How hard is it to denounce this? Wouldn't any political advisor with a modicum of sense point out the low-hanging fruit to Kerry on this one?

Kurtz also notes that MoveOn won't talk about the content of the advertising until they release them to the Internet on Tuesday:

The MoveOn spots are edgier, angrier and in some cases funnier -- not to mention riskier -- than anything Bush and Kerry have thrown on the air. The group is not releasing details of the ads until their official unveiling today.

"This is a way of breaking out of the Washington consultant ad frame and doing something more entertaining, creative and original," said Eli Pariser, executive director of MoveOn PAC. "Our hope is that it will better connect with voters because it's not the same old stuff."

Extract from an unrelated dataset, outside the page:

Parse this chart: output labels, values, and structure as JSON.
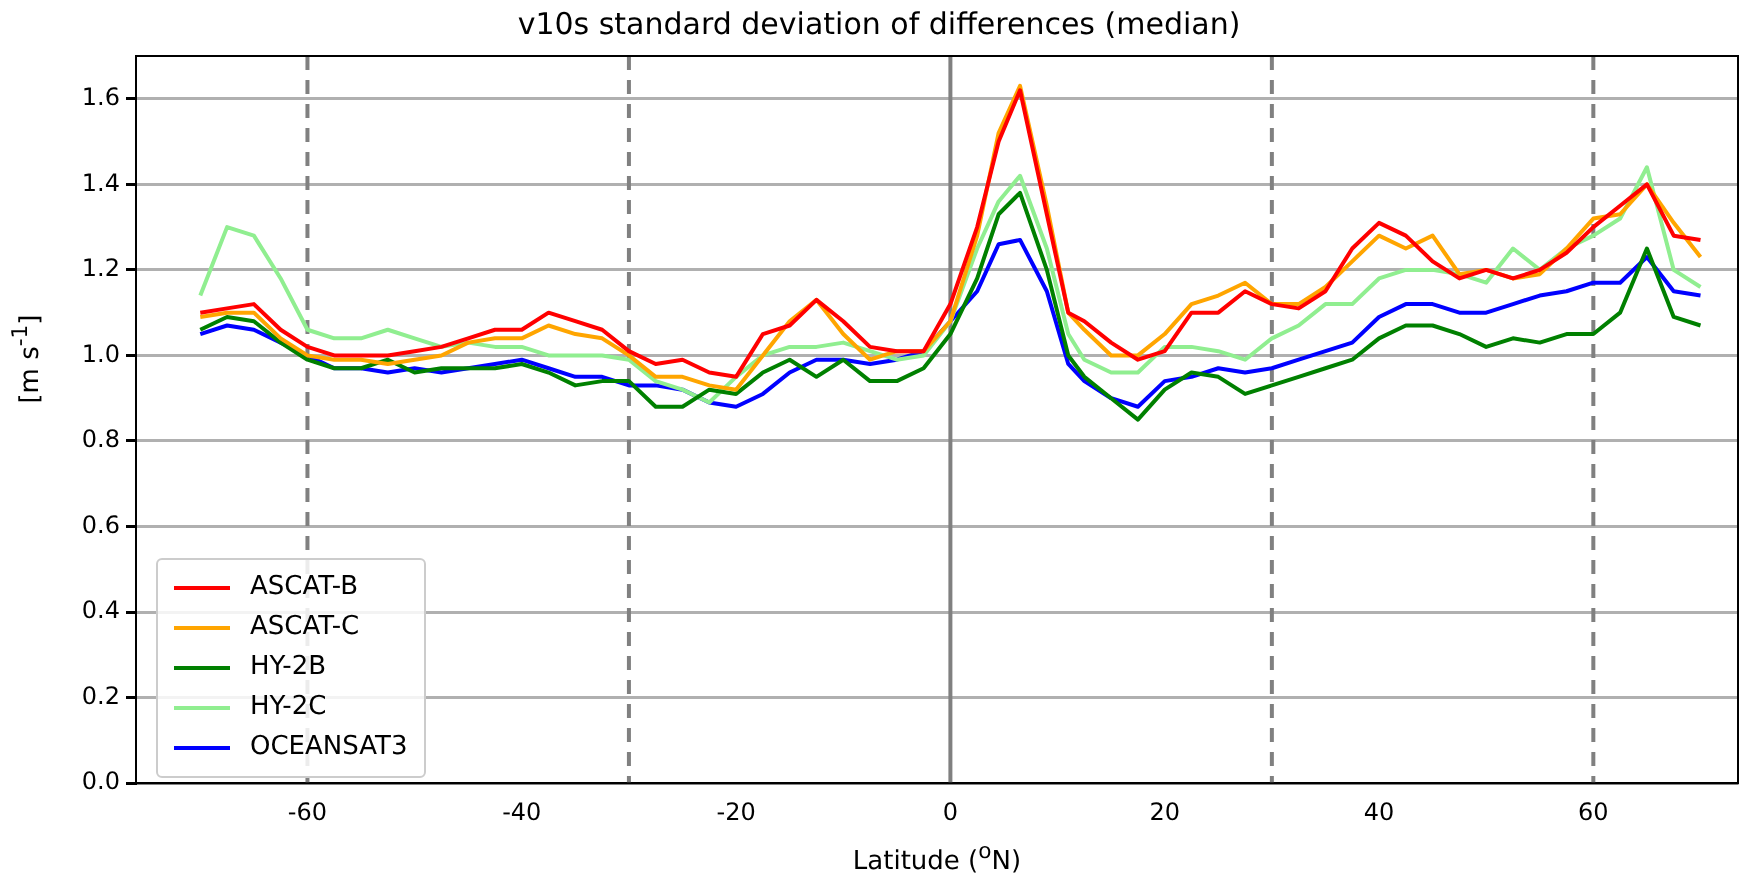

Asked about the heavy recruitment of celebs, he says: "If we could get attention for these issues without a Rebecca Romijn, we'd do it."

Boom's ad is a voter-registration pitch aimed at minorities. "A lot of common people in the inner cities just don't see the importance of it because nothing changes," he says. MoveOn describes the ad as an attempt "to counter Republican voter suppression efforts."


Republican voter suppression efforts? What would those be, exactly? Do we have bands of Republicans traveling through the country, pointing rifles at people and telling them not to vote? More importantly, why does Kurtz let Boom off the hook from answering that question while his media colleagues insist on screaming epithets at the top of their lungs at the Swiftvets, who actually have documentary evidence and a multitude of witnesses to back up their claims?

We seem to have a double standard of treatment for those who speak out on politics. When those who speak out are Hollywood entertainers or other spoiled celebrities whose entourages fawn over their every utterance, the media joins in and treats them with the utmost deference, regardless of the hyperbole they use. When 250 combat veterans speak out from their own experiences as eyewitnesses armed with actual evidence, their every word is parsed for the slightest flaw and they encounter the worst treatment possible from the James Carvilles, Paul Begalas, and Chris Matthewses of the mainstream news media.

They should be ashamed of themselves, and if John Kerry can't bring himself to denounce his multimillion-dollar benefactors after whining all weekend about attack ads, he should be man enough to denounce this. I won't hold my breath.